The IndyStar reports that, "Conservative activists emboldened by President-elect Donald Trump's decisive victory in Indiana are already rallying behind the measure."
Republicans have also seized on the reaction to Trump's election to push their regressive laws.
Washington state Republican Senator Doug Ericksen announced Wednesday plans to introduce a bill that would allow authorities to charge protesters with committing "economic terrorism," following a round of rowdy anti-Trump protests in Seattle and Portland, Oregon. The Republican state lawmaker's legislation would lead to stricter penalties for those involved with or participating in illegal protests. If approved, it would allow felony prosecution of those who break the law in an attempt to coerce private citizens or the government by obstructing economic activity. Such a proposal would mean violators could face five years in prison, a $10,000 fine or both.
“We are not just going after the people who commit these acts of terrorism,” Ericksen, an outspoken supporter of Trump, said in a press release Wednesday. “We are going after the people who fund them.
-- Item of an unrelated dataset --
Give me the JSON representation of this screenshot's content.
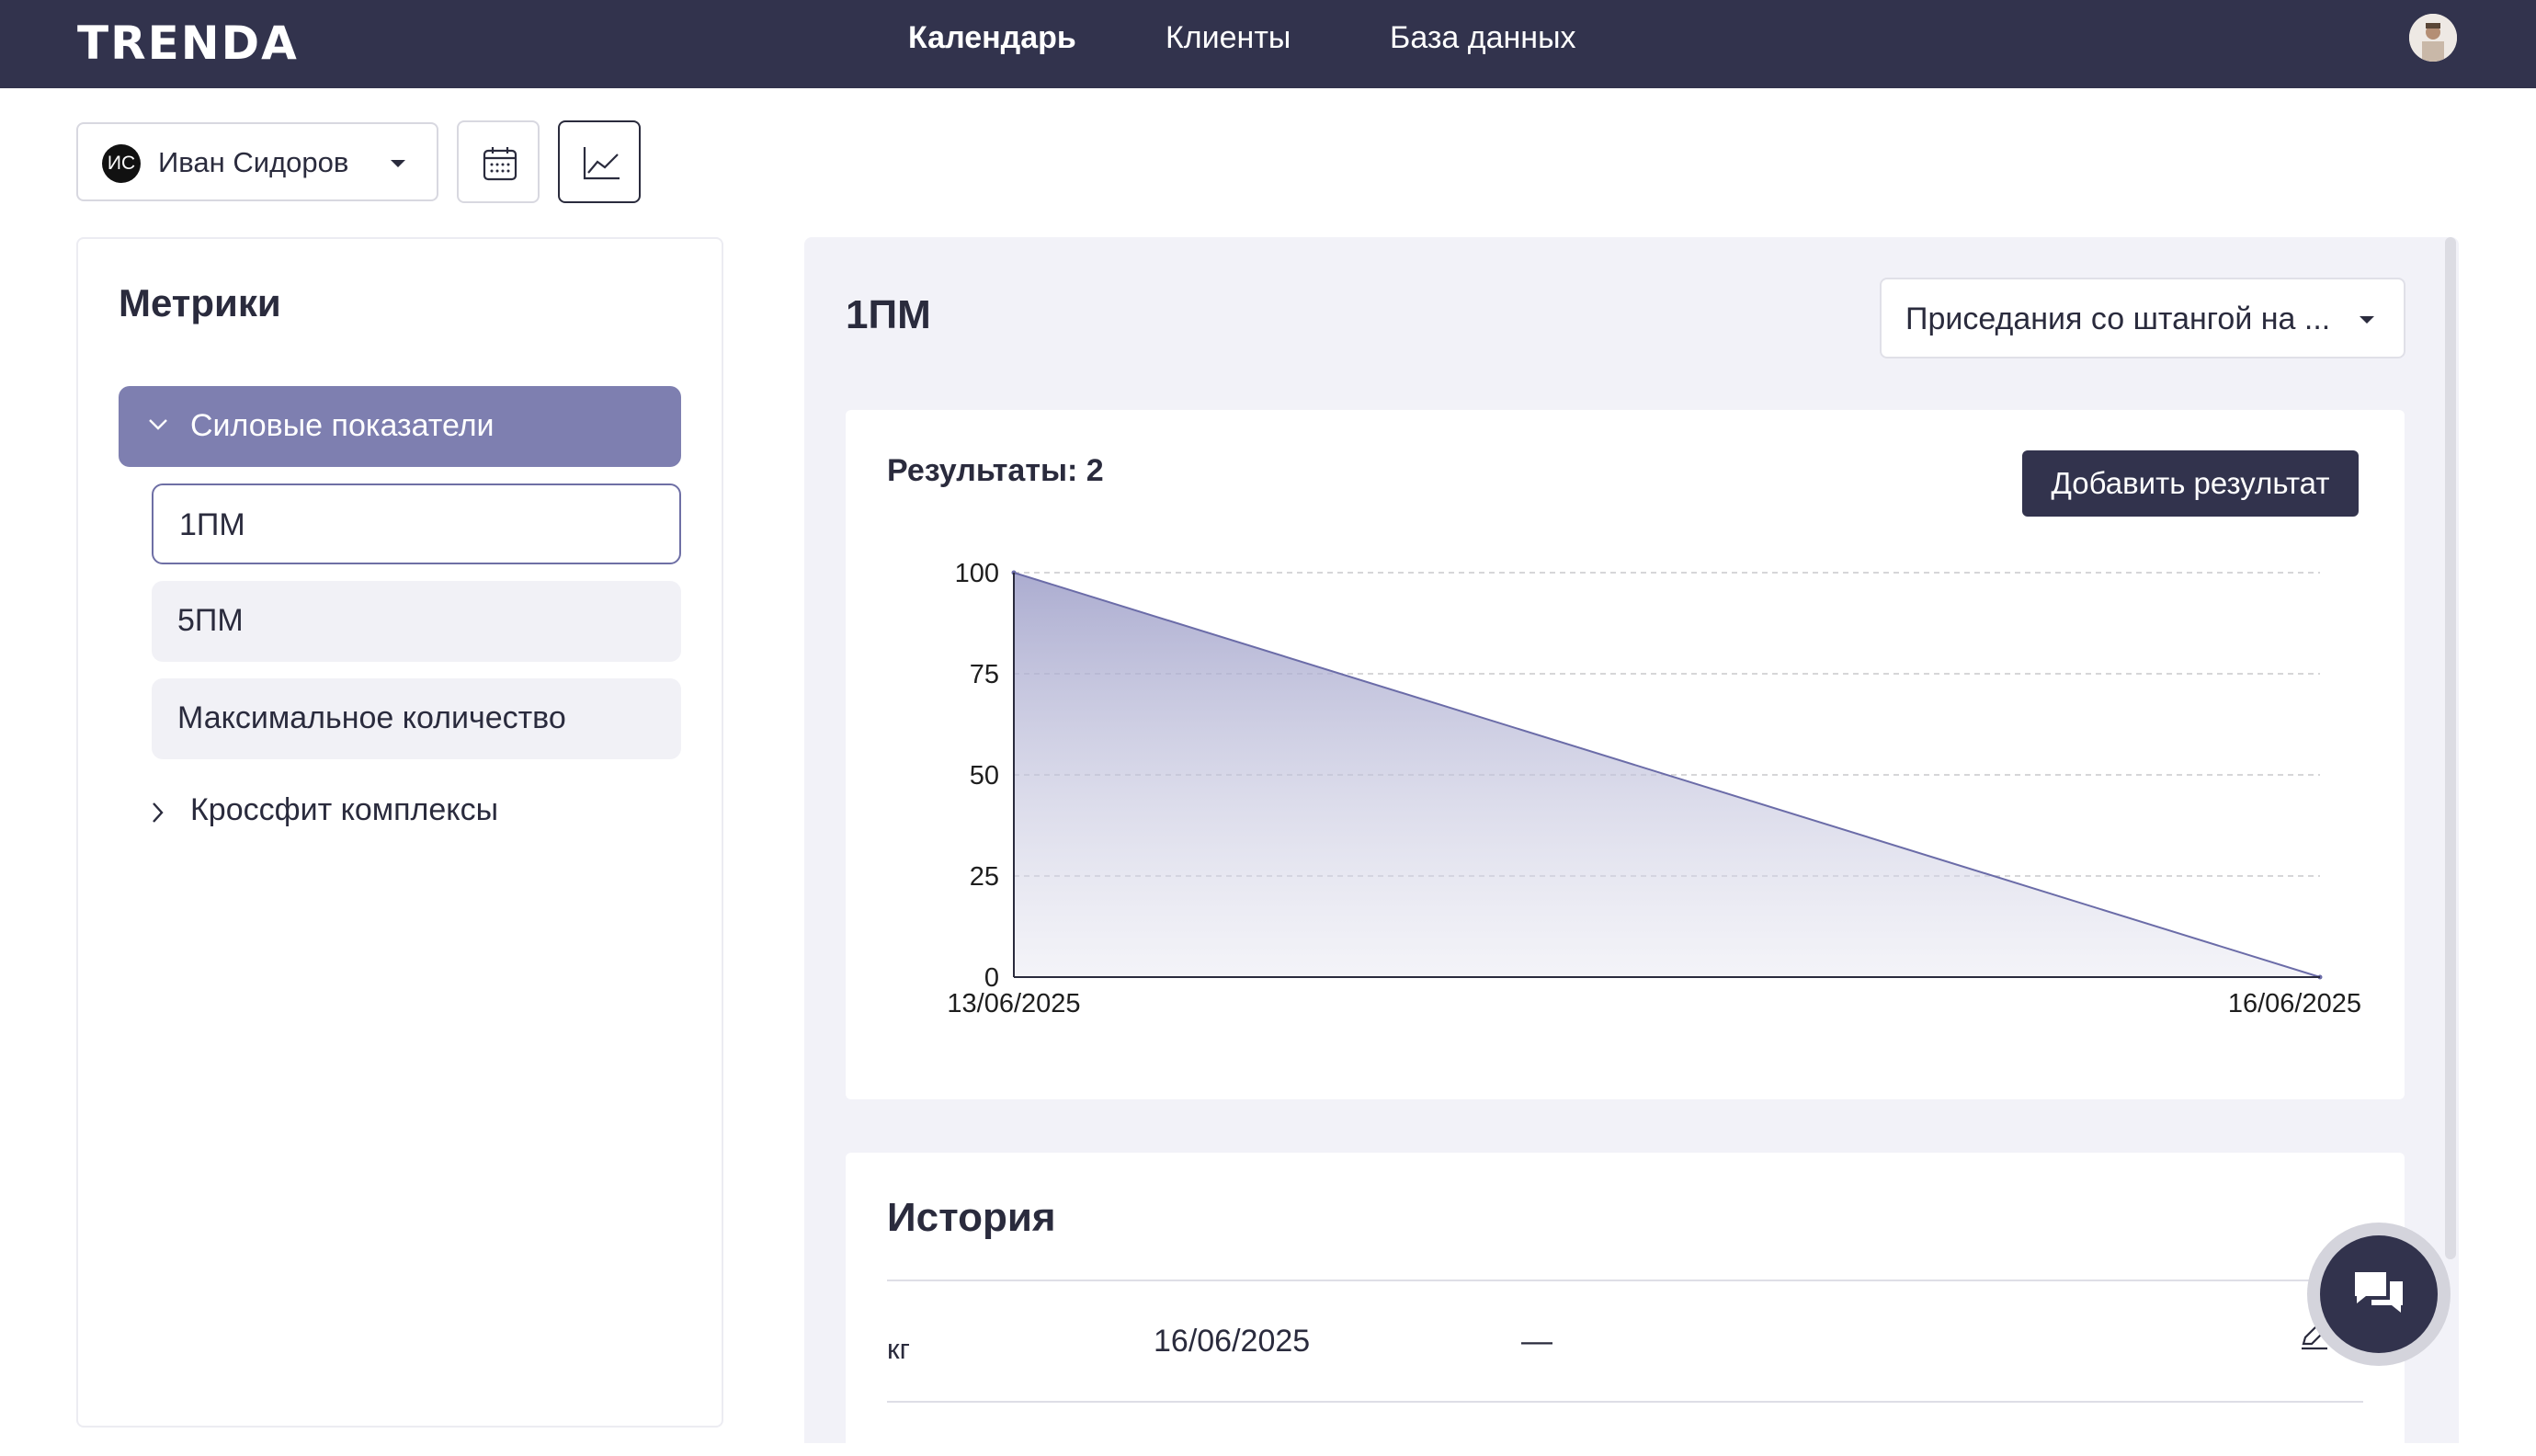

Wealthy donors should not feel safe in disrupting middle-class jobs.”
Accomplices could be required to pay restitution up to three times the amount of the damage caused, if the bill passes.
In North Carolina, statewide Republicans up for re-election may have narrowly won with the help of Trump last week, but after voters also tipped the state Supreme Court to a Democratic majority, the Republican-dominated North Carolina General Assembly may propose a bill creating two additional seats in order to maintain domination.
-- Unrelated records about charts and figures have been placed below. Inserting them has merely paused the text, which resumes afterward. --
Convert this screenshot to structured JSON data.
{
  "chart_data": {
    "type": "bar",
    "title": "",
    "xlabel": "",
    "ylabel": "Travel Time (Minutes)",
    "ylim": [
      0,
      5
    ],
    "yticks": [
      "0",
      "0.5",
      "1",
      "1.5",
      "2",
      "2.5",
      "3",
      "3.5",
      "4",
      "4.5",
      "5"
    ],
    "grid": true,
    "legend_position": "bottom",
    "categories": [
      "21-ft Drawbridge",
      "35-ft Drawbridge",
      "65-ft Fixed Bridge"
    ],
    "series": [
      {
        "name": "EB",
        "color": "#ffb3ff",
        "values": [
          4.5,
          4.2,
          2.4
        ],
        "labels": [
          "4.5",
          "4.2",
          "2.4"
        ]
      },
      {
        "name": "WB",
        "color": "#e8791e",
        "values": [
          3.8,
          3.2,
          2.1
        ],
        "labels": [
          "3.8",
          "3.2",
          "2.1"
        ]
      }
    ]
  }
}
According to a report by North Carolina Policy Watch, Former North Carolina Justice Bob Orr, a Republican, and Common Cause North Carolina Executive Director Bob Phillips have both heard rumblings by members of the General Assembly of an emergency special session called to address Hurricane Matthew during which the two new seats would be established. It is a maneuver allowed by the North Carolina Constitution.
But Phillips argues that the move would be “a statement that says elections don’t really matter because the election last week did change the balance of our state supreme court, and this would flip it in another way back to the majority party.”
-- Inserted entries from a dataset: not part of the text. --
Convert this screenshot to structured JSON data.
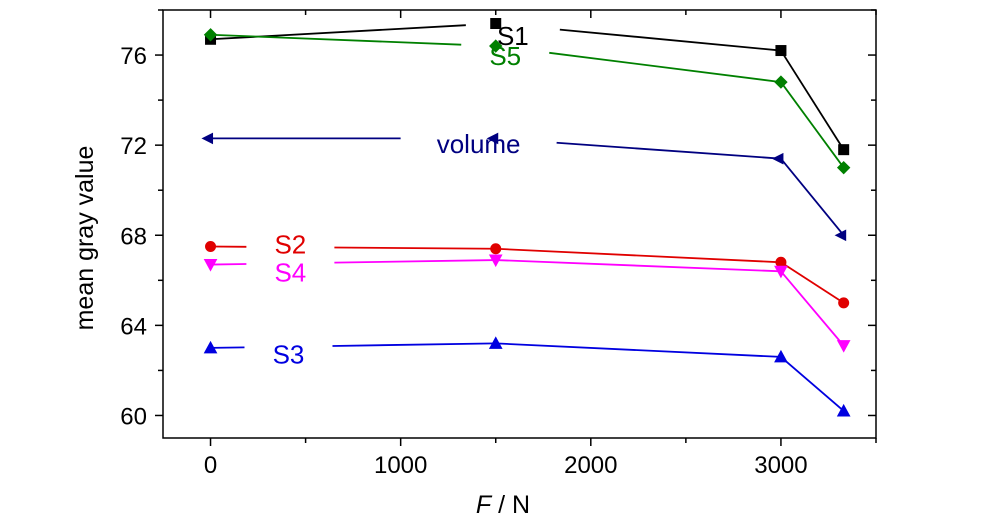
{
  "chart_data": {
    "type": "line",
    "title": "",
    "xlabel_italic": "F",
    "xlabel_rest": " / N",
    "ylabel": "mean gray value",
    "xlim": [
      -250,
      3500
    ],
    "ylim": [
      59,
      78
    ],
    "xticks": [
      0,
      1000,
      2000,
      3000
    ],
    "xtick_labels": [
      "0",
      "1000",
      "2000",
      "3000"
    ],
    "yticks": [
      60,
      64,
      68,
      72,
      76
    ],
    "ytick_labels": [
      "60",
      "64",
      "68",
      "72",
      "76"
    ],
    "grid": false,
    "legend": "inline labels",
    "x": [
      0,
      1500,
      3000,
      3330
    ],
    "series": [
      {
        "name": "S1",
        "color": "#000000",
        "marker": "square",
        "values": [
          76.7,
          77.4,
          76.2,
          71.8
        ]
      },
      {
        "name": "S5",
        "color": "#008000",
        "marker": "diamond",
        "values": [
          76.9,
          76.4,
          74.8,
          71.0
        ]
      },
      {
        "name": "volume",
        "color": "#000080",
        "marker": "arrow-left",
        "values": [
          72.3,
          72.3,
          71.4,
          68.0
        ]
      },
      {
        "name": "S2",
        "color": "#e00000",
        "marker": "circle",
        "values": [
          67.5,
          67.4,
          66.8,
          65.0
        ]
      },
      {
        "name": "S4",
        "color": "#ff00ff",
        "marker": "triangle-down",
        "values": [
          66.7,
          66.9,
          66.4,
          63.1
        ]
      },
      {
        "name": "S3",
        "color": "#0000e0",
        "marker": "triangle-up",
        "values": [
          63.0,
          63.2,
          62.6,
          60.2
        ]
      }
    ]
  }
}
Republican Governor Pat McCrory, whose election against Democratic challenger Rory Cooper has still not been called yet, would simply have to sign a Republican-passed bill allowing for two new justices to the bench and then select his appointments to serve unelected until 2018. As North Carolina Policy Watch warns, if Cooper maintains his lead, McCrory’s term expires at the end of the year, creating a deadline for the court-packing move.
Still, there is recent Republican precedent for court-packing across the country. In May, Arizona Governor Doug Ducey appointed two extra justices to the Arizona Supreme Court, expanding its size from five to seven. The same month, Georgia Governor Nathan Deal supported a bill to increase the number of justices on the Georgia Supreme Court from seven to nine.
And speaking of Georgia. A Republican lawmaker in the state was forced to rescind his controversial proposal to include traditional headscarves worn by some Muslim women to an existing law banning hooded KKK robes.
State Rep. Jason Spencer, on his official Facebook page, cited "the visceral reaction" created by the proposed legislation as his reason for withdrawing it.
"While this bill does not contain language that specifically targets any group, I am mindful of the perception that it has created. My objective was to address radical elements that could pose a threat to public safety," wrote Spencer.